Saturday, 14 March 2009

Why making the familiar strange brings pain in your head

...

.. the pain in somebody's head when it is contemplating the strange ..

.. the drastic re-arrangement of the synapses in the brain? .. brings pain? ..

.. only minor adjustments are allowed

.. small ideas .. single .. simple ..

.. which require the change in a few synapses .. or even leave the existing synapses intact .. only create new synapses

.. a pain threshold of breaking a synapse? .. is it measurable .. just for a single synapse?

.. should be more as ideas or concepts must engage, include a lot more synapses, certainly more than one

.. ideas despite being simple they are nevertheless complex .. ideas emergent .. entities .. emergent systems .. lying upon vast networks .. of neurons .. underlying superstructure ..

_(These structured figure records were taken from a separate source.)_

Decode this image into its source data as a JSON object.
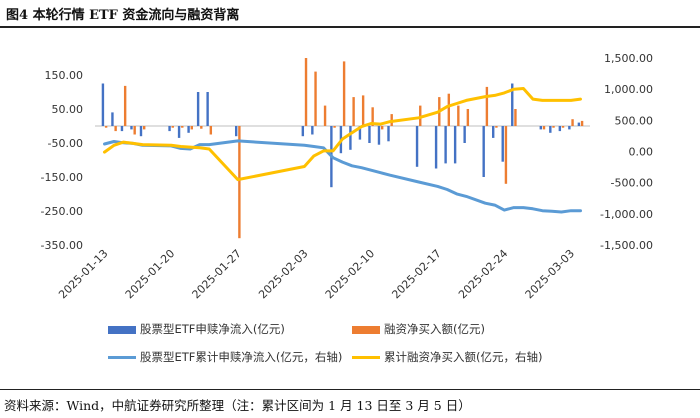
{
  "figure": {
    "title": "图4  本轮行情 ETF 资金流向与融资背离",
    "source": "资料来源：Wind，中航证券研究所整理（注：累计区间为 1 月 13 日至 3 月 5 日）"
  },
  "chart_data": {
    "type": "bar+line",
    "left_axis": {
      "ticks": [
        "150.00",
        "50.00",
        "-50.00",
        "-150.00",
        "-250.00",
        "-350.00"
      ],
      "range": [
        -350,
        200
      ]
    },
    "right_axis": {
      "ticks": [
        "1,500.00",
        "1,000.00",
        "500.00",
        "0.00",
        "-500.00",
        "-1,000.00",
        "-1,500.00"
      ],
      "range": [
        -1500,
        1500
      ]
    },
    "x_tick_labels": [
      "2025-01-13",
      "2025-01-20",
      "2025-01-27",
      "2025-02-03",
      "2025-02-10",
      "2025-02-17",
      "2025-02-24",
      "2025-03-03"
    ],
    "x_tick_days": [
      0,
      7,
      14,
      21,
      28,
      35,
      42,
      49
    ],
    "bar_series": [
      {
        "name": "股票型ETF申赎净流入(亿元)",
        "color": "#4472C4",
        "points": [
          [
            0,
            125
          ],
          [
            1,
            40
          ],
          [
            2,
            -15
          ],
          [
            3,
            -10
          ],
          [
            4,
            -30
          ],
          [
            7,
            -15
          ],
          [
            8,
            -35
          ],
          [
            9,
            -20
          ],
          [
            10,
            100
          ],
          [
            11,
            100
          ],
          [
            14,
            -30
          ],
          [
            21,
            -30
          ],
          [
            22,
            -25
          ],
          [
            24,
            -180
          ],
          [
            25,
            -80
          ],
          [
            26,
            -70
          ],
          [
            27,
            -40
          ],
          [
            28,
            -50
          ],
          [
            29,
            -55
          ],
          [
            30,
            -45
          ],
          [
            33,
            -120
          ],
          [
            35,
            -125
          ],
          [
            36,
            -110
          ],
          [
            37,
            -110
          ],
          [
            38,
            -50
          ],
          [
            40,
            -150
          ],
          [
            41,
            -35
          ],
          [
            42,
            -105
          ],
          [
            43,
            125
          ],
          [
            46,
            -10
          ],
          [
            47,
            -20
          ],
          [
            48,
            -15
          ],
          [
            49,
            -10
          ],
          [
            50,
            10
          ]
        ]
      },
      {
        "name": "融资净买入额(亿元)",
        "color": "#ED7D31",
        "points": [
          [
            0,
            -5
          ],
          [
            1,
            -15
          ],
          [
            2,
            118
          ],
          [
            3,
            -25
          ],
          [
            4,
            -10
          ],
          [
            7,
            -5
          ],
          [
            8,
            -5
          ],
          [
            9,
            -10
          ],
          [
            10,
            -8
          ],
          [
            11,
            -25
          ],
          [
            14,
            -330
          ],
          [
            21,
            200
          ],
          [
            22,
            160
          ],
          [
            23,
            60
          ],
          [
            24,
            -5
          ],
          [
            25,
            190
          ],
          [
            26,
            85
          ],
          [
            27,
            90
          ],
          [
            28,
            55
          ],
          [
            29,
            -10
          ],
          [
            30,
            35
          ],
          [
            33,
            60
          ],
          [
            35,
            85
          ],
          [
            36,
            95
          ],
          [
            37,
            60
          ],
          [
            38,
            50
          ],
          [
            40,
            115
          ],
          [
            41,
            -5
          ],
          [
            42,
            -170
          ],
          [
            43,
            50
          ],
          [
            46,
            -10
          ],
          [
            47,
            -5
          ],
          [
            48,
            -5
          ],
          [
            49,
            20
          ],
          [
            50,
            15
          ]
        ]
      }
    ],
    "line_series": [
      {
        "name": "股票型ETF累计申赎净流入(亿元，右轴)",
        "color": "#5B9BD5",
        "points": [
          [
            0,
            120
          ],
          [
            1,
            160
          ],
          [
            2,
            140
          ],
          [
            3,
            130
          ],
          [
            4,
            100
          ],
          [
            7,
            90
          ],
          [
            8,
            50
          ],
          [
            9,
            40
          ],
          [
            10,
            110
          ],
          [
            11,
            110
          ],
          [
            14,
            170
          ],
          [
            21,
            100
          ],
          [
            22,
            80
          ],
          [
            23,
            60
          ],
          [
            24,
            -100
          ],
          [
            25,
            -170
          ],
          [
            26,
            -230
          ],
          [
            27,
            -260
          ],
          [
            28,
            -300
          ],
          [
            29,
            -340
          ],
          [
            30,
            -380
          ],
          [
            33,
            -490
          ],
          [
            35,
            -560
          ],
          [
            36,
            -610
          ],
          [
            37,
            -680
          ],
          [
            38,
            -720
          ],
          [
            40,
            -830
          ],
          [
            41,
            -860
          ],
          [
            42,
            -940
          ],
          [
            43,
            -900
          ],
          [
            44,
            -900
          ],
          [
            45,
            -920
          ],
          [
            46,
            -950
          ],
          [
            47,
            -960
          ],
          [
            48,
            -970
          ],
          [
            49,
            -950
          ],
          [
            50,
            -950
          ]
        ]
      },
      {
        "name": "累计融资净买入额(亿元，右轴)",
        "color": "#FFC000",
        "points": [
          [
            0,
            -10
          ],
          [
            1,
            100
          ],
          [
            2,
            150
          ],
          [
            3,
            130
          ],
          [
            4,
            110
          ],
          [
            7,
            100
          ],
          [
            8,
            80
          ],
          [
            9,
            70
          ],
          [
            10,
            60
          ],
          [
            11,
            40
          ],
          [
            14,
            -450
          ],
          [
            21,
            -240
          ],
          [
            22,
            -70
          ],
          [
            23,
            10
          ],
          [
            24,
            10
          ],
          [
            25,
            200
          ],
          [
            26,
            300
          ],
          [
            27,
            400
          ],
          [
            28,
            450
          ],
          [
            29,
            440
          ],
          [
            30,
            480
          ],
          [
            33,
            540
          ],
          [
            35,
            630
          ],
          [
            36,
            720
          ],
          [
            37,
            770
          ],
          [
            38,
            820
          ],
          [
            40,
            880
          ],
          [
            41,
            900
          ],
          [
            42,
            940
          ],
          [
            43,
            1000
          ],
          [
            44,
            1010
          ],
          [
            45,
            840
          ],
          [
            46,
            820
          ],
          [
            47,
            820
          ],
          [
            48,
            820
          ],
          [
            49,
            820
          ],
          [
            50,
            840
          ]
        ]
      }
    ],
    "legend": [
      {
        "kind": "bar",
        "label": "股票型ETF申赎净流入(亿元)",
        "color": "#4472C4"
      },
      {
        "kind": "bar",
        "label": "融资净买入额(亿元)",
        "color": "#ED7D31"
      },
      {
        "kind": "line",
        "label": "股票型ETF累计申赎净流入(亿元，右轴)",
        "color": "#5B9BD5"
      },
      {
        "kind": "line",
        "label": "累计融资净买入额(亿元，右轴)",
        "color": "#FFC000"
      }
    ]
  }
}
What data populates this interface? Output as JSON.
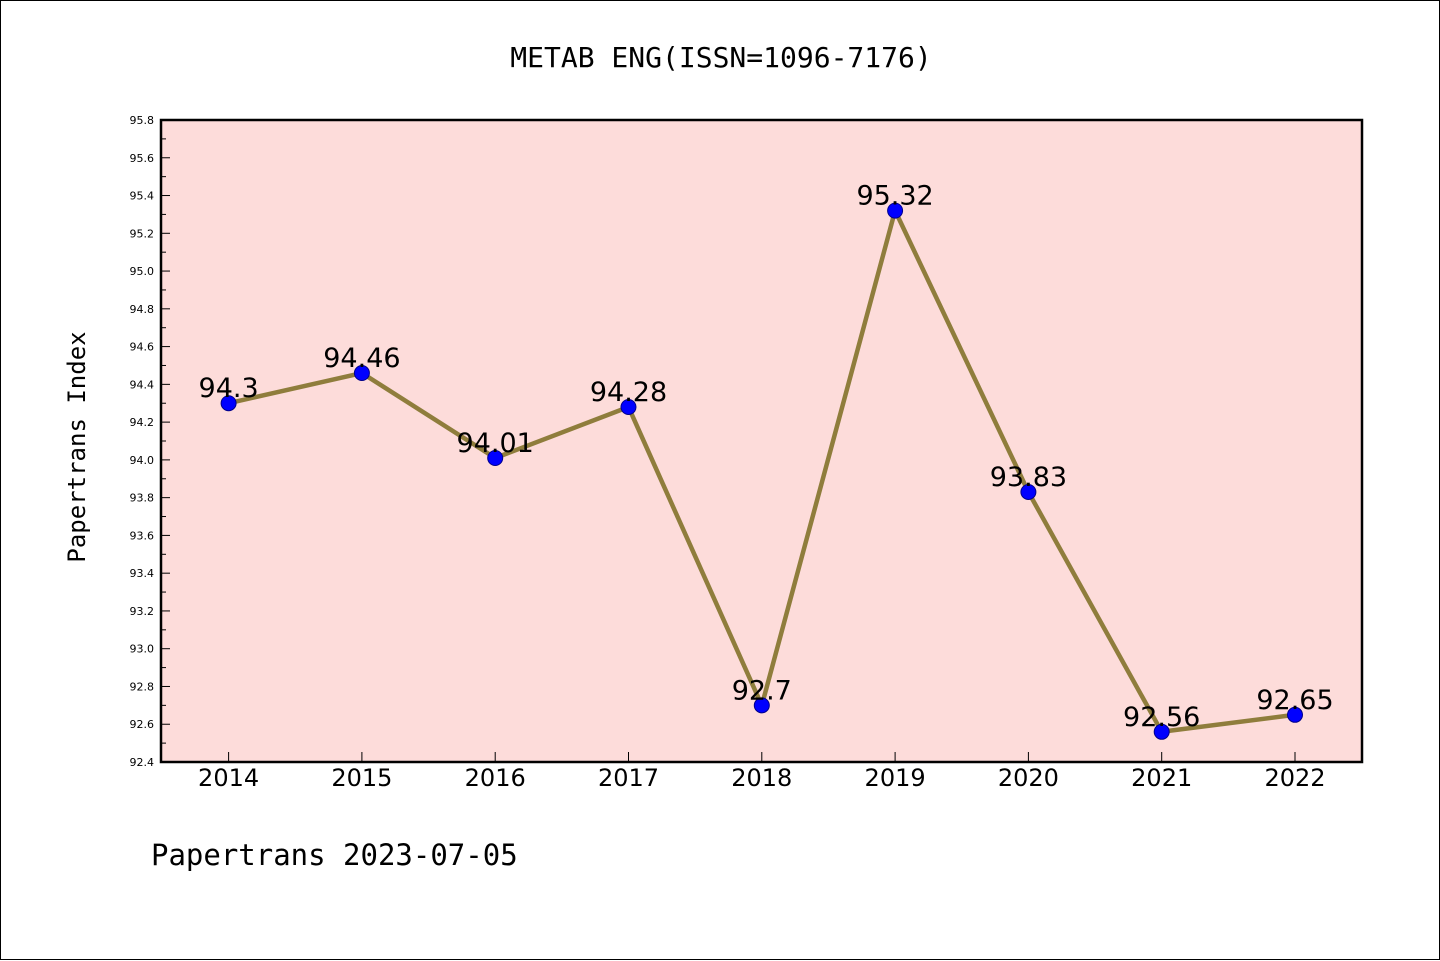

.. larger ideas would involve a much bigger network of neurons with a lot more synapses

.. personal experiences .. testimonies


ideas? .. they come by themselves? Why? Because they come, from out of the system boundaries, the supersystem .. the inclusive system, the system including

the previous paths, the paths within the system are circumvented, they are not visited any more, they are not included in the paths taken, the new paths.

As the paths do not include the ideas, whose extent is confined within the system, that avoids clashes inherent in the system, only. The feeling of helplessness and loss disappears, it does not materialise.

Clashes ensue following the paradigm of Gödel, as they develop out of contradicting rules that nullify each other, as a result there is loss of consistency

"Gödel proved fundamental results about axiomatic systems showing in any axiomatic mathematical system there are propositions that cannot be proved or disproved within the axioms of the system."

To get away from the idea, that using Godel's theorems, outside what is meant to be in the first place, namely mathematical systems, or even the volumes of Principiae Mathematica, is wrong.

In the particular case, of states, governments and societies, they are all axiomatic. Being systems based on axioms, values that are evident, without further arguments. And they are axiomatic, as it is widely based on values that they are regarded as evident without proof or argument.